Projecting the Diamond Princess mortality rate onto the age structure of the US population, the author estimates the death rate among people infected with COVID-19 to be 0.125%. However, because the small sample size widens statistical confidence intervals, he estimates that the true death rate ranges from five times lower (0.025%) to five times higher (0.625%). If other uncertainty factors, such as frequency of chronic diseases for tourists and the possibility that some infected passengers in the sample might die after the quarantine period ended, then a reasonable case fatality ratio estimated from the Diamond Princess situation might vary from 0.05% to 1% for the US population at large.

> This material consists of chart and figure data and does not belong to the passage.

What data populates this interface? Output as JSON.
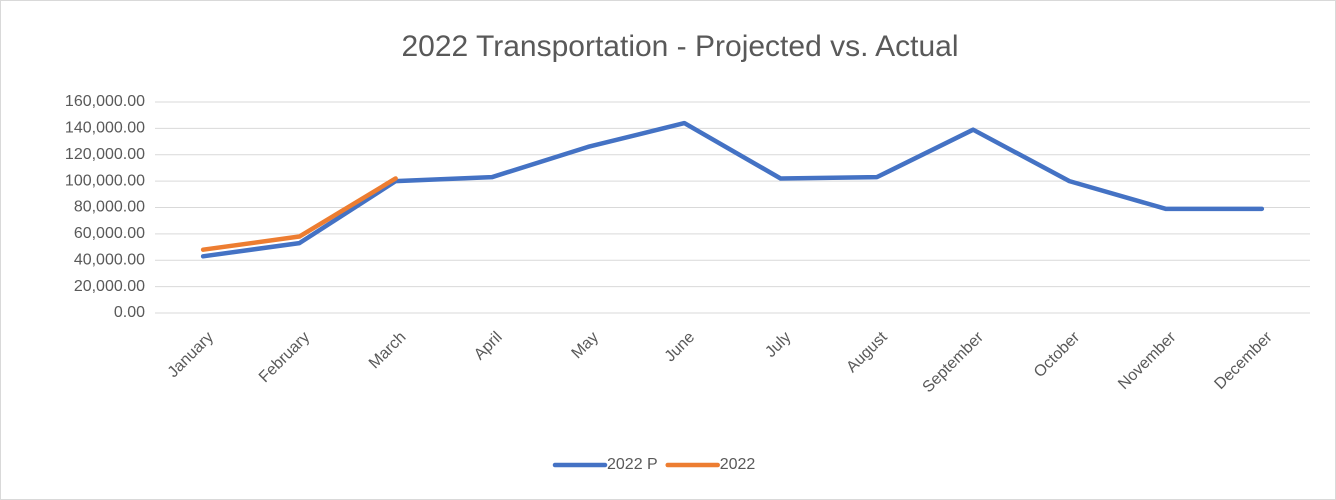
{
  "chart_data": {
    "type": "line",
    "title": "2022 Transportation - Projected vs. Actual",
    "categories": [
      "January",
      "February",
      "March",
      "April",
      "May",
      "June",
      "July",
      "August",
      "September",
      "October",
      "November",
      "December"
    ],
    "series": [
      {
        "name": "2022 P",
        "color": "#4472c4",
        "values": [
          43000,
          53000,
          100000,
          103000,
          126000,
          144000,
          102000,
          103000,
          139000,
          100000,
          79000,
          79000
        ]
      },
      {
        "name": "2022",
        "color": "#ed7d31",
        "values": [
          48000,
          58000,
          102000,
          null,
          null,
          null,
          null,
          null,
          null,
          null,
          null,
          null
        ]
      }
    ],
    "ylim": [
      0,
      160000
    ],
    "yticks": [
      {
        "value": 0,
        "label": "0.00"
      },
      {
        "value": 20000,
        "label": "20,000.00"
      },
      {
        "value": 40000,
        "label": "40,000.00"
      },
      {
        "value": 60000,
        "label": "60,000.00"
      },
      {
        "value": 80000,
        "label": "80,000.00"
      },
      {
        "value": 100000,
        "label": "100,000.00"
      },
      {
        "value": 120000,
        "label": "120,000.00"
      },
      {
        "value": 140000,
        "label": "140,000.00"
      },
      {
        "value": 160000,
        "label": "160,000.00"
      }
    ],
    "grid": true,
    "legend": "bottom"
  }
}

The results suggest a large range of severity possibilities associated with this pandemic. If the true population fatality rate is indeed close to 0.05%, then it would be lower than the seasonal influenza death rate. Locking down the world based on such a death rate would be completely irrational given the economic, financial, and social consequences associated with this countermeasure. Indeed, concerns that the lock down approach constitutes an overreaction to the COVID-19 pandemic are increasingly being raised.

The author's recommendation is straightforward. The best information for good judgment here comes from data on exact levels and trends in prevalence and incidence of epidemic activity. Prevalence of the infection can be understood by testing a random sample of the population for the presence of the COVID-19 virus. I would think tagging those cases as symptomatic/asymptomatic would add further utility. Incidence of the infection can be understood by repeating the exercise at regular intervals to estimate the rate of new infections.

Meanwhile we are making decisions that cost trillions of dollars without the benefit of essential information, which raises the probability that current measures to counter the pandemic will be worse than the disease itself.